Wall Street Journal Praises MCAS

Sen. Kennedy Caves to Teacher Unions on National Level

January 2002 

Wall Street Journal Praises MCAS

Sen. Kennedy Caves to Teacher Unions on National Level

The Wall Street Journal praised the MCAS in Massachusetts in an editorial last month and bemoaned the fact that Sen. Kennedy had stopped a similar action in Congress because of pressure from the teacher unions. It wrote:

“Word is that Congress will get around to passing something called an ‘education bill’ yet this year, but by now what’s the point? Since July the poor thing has been strapped to a conference committee gurney and subjected to repeated injections of ‘bipartisanship.’ This means that any meaningful testing provisions are long gone, thanks to the teachers unions and their chief negotiator, Ted Kennedy.

“Old Teddy has been in the Beltway so long he hasn’t even noticed a success story in his own home state. In 1993 Massachusetts made the Comprehensive Assessment System exam, or MCAS, the cornerstone of its $7 billion Education Reform Act. In exchange for that new money, state officials demanded mandatory new standards and higher levels of student achievement. “And, lo, that’s what the state is now getting.

“The MCAS tests fourth, eighth and 10th graders in English, math and science. Beginning with the Class of 2003 all students must pass the 10th-grade English and math tests as a requirement for graduation. Last year’s 10th-graders, for whom the test did not count as a graduation requirement, performed poorly, prompting concern even among some MCAS backers. Now the 2001 test scores – the ones that count – are in, and the turnaround has stunned everyone.

“’Now we’ve seen what happens when the test counts,’ said David Driscoll, the state’s education commissioner. ‘It’s a compelling factor.’ What happens is that students and teachers take the test more seriously. Eighty-two% of sophomores passed the English portion of the exam this go round (up from 66% last year), and 72% passed the math portion (up from 55%). Moreover, 73% passed both, a remarkable increase from the 51% who did so in 2000.

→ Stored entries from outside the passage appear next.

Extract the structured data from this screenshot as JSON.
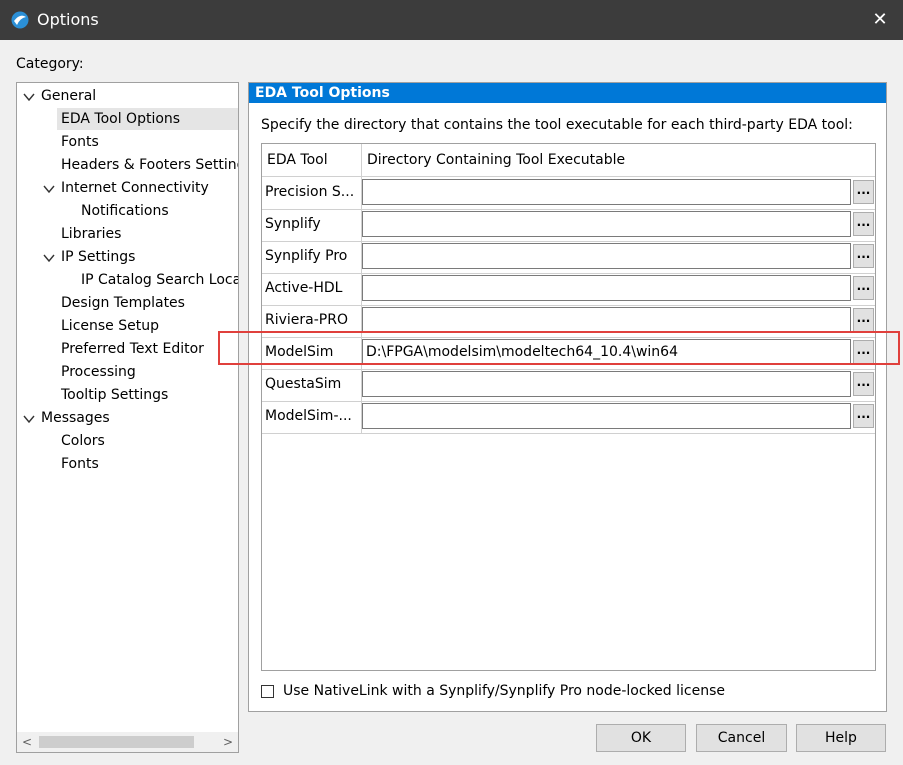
{
  "window": {
    "title": "Options",
    "close_glyph": "✕"
  },
  "category": {
    "label": "Category:",
    "items": [
      {
        "label": "General"
      },
      {
        "label": "EDA Tool Options"
      },
      {
        "label": "Fonts"
      },
      {
        "label": "Headers & Footers Setting"
      },
      {
        "label": "Internet Connectivity"
      },
      {
        "label": "Notifications"
      },
      {
        "label": "Libraries"
      },
      {
        "label": "IP Settings"
      },
      {
        "label": "IP Catalog Search Locat"
      },
      {
        "label": "Design Templates"
      },
      {
        "label": "License Setup"
      },
      {
        "label": "Preferred Text Editor"
      },
      {
        "label": "Processing"
      },
      {
        "label": "Tooltip Settings"
      },
      {
        "label": "Messages"
      },
      {
        "label": "Colors"
      },
      {
        "label": "Fonts"
      }
    ]
  },
  "panel": {
    "header": "EDA Tool Options",
    "description": "Specify the directory that contains the tool executable for each third-party EDA tool:",
    "columns": [
      "EDA Tool",
      "Directory Containing Tool Executable"
    ],
    "browse_label": "...",
    "rows": [
      {
        "tool": "Precision S...",
        "directory": ""
      },
      {
        "tool": "Synplify",
        "directory": ""
      },
      {
        "tool": "Synplify Pro",
        "directory": ""
      },
      {
        "tool": "Active-HDL",
        "directory": ""
      },
      {
        "tool": "Riviera-PRO",
        "directory": ""
      },
      {
        "tool": "ModelSim",
        "directory": "D:\\FPGA\\modelsim\\modeltech64_10.4\\win64"
      },
      {
        "tool": "QuestaSim",
        "directory": ""
      },
      {
        "tool": "ModelSim-...",
        "directory": ""
      }
    ],
    "nativelink": {
      "label": "Use NativeLink with a Synplify/Synplify Pro node-locked license",
      "checked": false
    }
  },
  "buttons": {
    "ok": "OK",
    "cancel": "Cancel",
    "help": "Help"
  },
  "colors": {
    "titlebar": "#3c3c3c",
    "panel_header": "#0078d7",
    "highlight_box": "#e0403c",
    "selected_item": "#e5e5e5"
  },
  "icons": [
    "app-icon",
    "close-icon",
    "expand-icon",
    "browse-icon",
    "scroll-left-icon",
    "scroll-right-icon"
  ]
}
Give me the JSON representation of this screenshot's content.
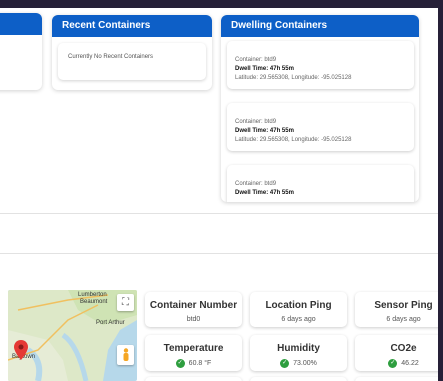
{
  "recent": {
    "title": "Recent Containers",
    "empty_text": "Currently No Recent Containers"
  },
  "dwelling": {
    "title": "Dwelling Containers",
    "items": [
      {
        "container": "Container: btd9",
        "dwell": "Dwell Time: 47h 55m",
        "coords": "Latitude: 29.565308, Longitude: -95.025128"
      },
      {
        "container": "Container: btd9",
        "dwell": "Dwell Time: 47h 55m",
        "coords": "Latitude: 29.565308, Longitude: -95.025128"
      },
      {
        "container": "Container: btd9",
        "dwell": "Dwell Time: 47h 55m",
        "coords": ""
      }
    ]
  },
  "map": {
    "labels": [
      "Lumberton",
      "Beaumont",
      "Port Arthur",
      "Baytown"
    ],
    "icons": {
      "fullscreen": "fullscreen-icon",
      "pegman": "pegman-icon",
      "marker": "map-marker-icon"
    }
  },
  "stats": {
    "container_number": {
      "title": "Container Number",
      "value": "btd0"
    },
    "location_ping": {
      "title": "Location Ping",
      "value": "6 days ago"
    },
    "sensor_ping": {
      "title": "Sensor Ping",
      "value": "6 days ago"
    },
    "temperature": {
      "title": "Temperature",
      "value": "60.8 °F"
    },
    "humidity": {
      "title": "Humidity",
      "value": "73.00%"
    },
    "co2e": {
      "title": "CO2e",
      "value": "46.22"
    }
  },
  "colors": {
    "header_blue": "#0d5fc7",
    "ok_green": "#2e9e3f",
    "background": "#262038"
  }
}
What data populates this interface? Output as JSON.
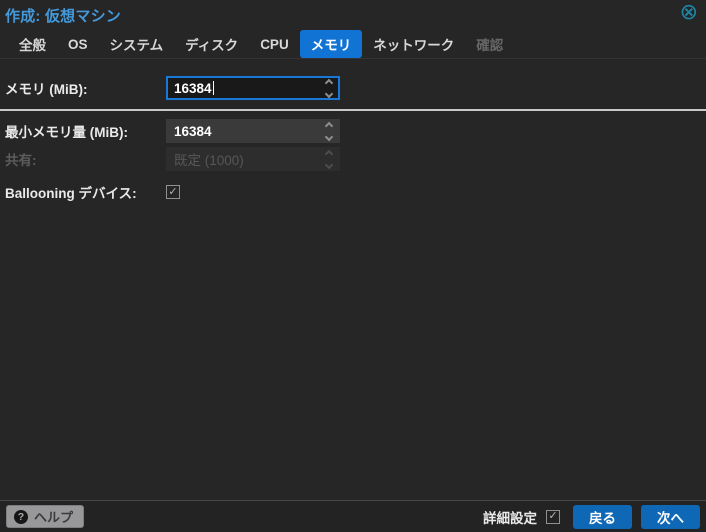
{
  "window": {
    "title": "作成: 仮想マシン"
  },
  "icons": {
    "close": "⊗",
    "help": "?",
    "check": "✓"
  },
  "tabbar": {
    "tabs": [
      {
        "label": "全般"
      },
      {
        "label": "OS"
      },
      {
        "label": "システム"
      },
      {
        "label": "ディスク"
      },
      {
        "label": "CPU"
      },
      {
        "label": "メモリ",
        "active": true
      },
      {
        "label": "ネットワーク"
      },
      {
        "label": "確認",
        "disabled": true
      }
    ]
  },
  "form": {
    "memory": {
      "label": "メモリ (MiB):",
      "value": "16384"
    },
    "min_memory": {
      "label": "最小メモリ量 (MiB):",
      "value": "16384"
    },
    "shares": {
      "label": "共有:",
      "value": "既定 (1000)",
      "disabled": true
    },
    "ballooning": {
      "label": "Ballooning デバイス:",
      "checked": true
    }
  },
  "footer": {
    "help": "ヘルプ",
    "advanced": "詳細設定",
    "advanced_checked": true,
    "back": "戻る",
    "next": "次へ"
  },
  "colors": {
    "background": "#262626",
    "title_text": "#429add",
    "close_icon": "#1e87a8",
    "active_tab": "#1173d4",
    "focus_border": "#1878d8",
    "primary_button": "#0e68b6",
    "separator": "#c9c9c9"
  }
}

“But it gets better. Most of those who failed didn’t fail by much, and all who failed will be given intensive, specialized tutoring along with at least four more chances to pass. The Boston Globe put it this way: ‘Add in the 60% who failed English by 4 points or less and the 64% who fell just shy in math – students who will almost certainly succeed with a bit more work – and one can confidently say that nearly 91% passed or are poised to pass English, while 91% passed or are on the cusp of passing math.’

“It’s also satisfying to note that much of the improvement was driven by black and Hispanic teens, who more than doubled their pass rates to 42% and 37%, respectively. Again, when accounting for those students who failed on their first try but came within a few questions of passing, the likely success rates jump to 79% for blacks and 75% for Hispanics.

“All of this good news still hasn’t moved such testing opponents as the teachers unions, who understand that these exams also indirectly evaluate teachers and principals and school superintendents. The one thing they fear above even competition is accountability. So the unions spent more than $600,000 last year trying to convince the public that Massachusetts’s young people couldn’t handle a high-stakes test. But as Commissioner Driscoll told reporters recently that ‘the numbers are the numbers,’ and their position is more untenable today than ever.

“Credit here begins with former GOP Governor Paul Cellucci, who made testing a major campaign issue in 1998. His victory impressed enough Democrats in the legislature as well as the state board of education to show an unwavering political will to implement the tests and hold the education establishment accountable. That’s ‘bipartisanship’ in the best sense. It’s the school lesson Washington has yet to learn.”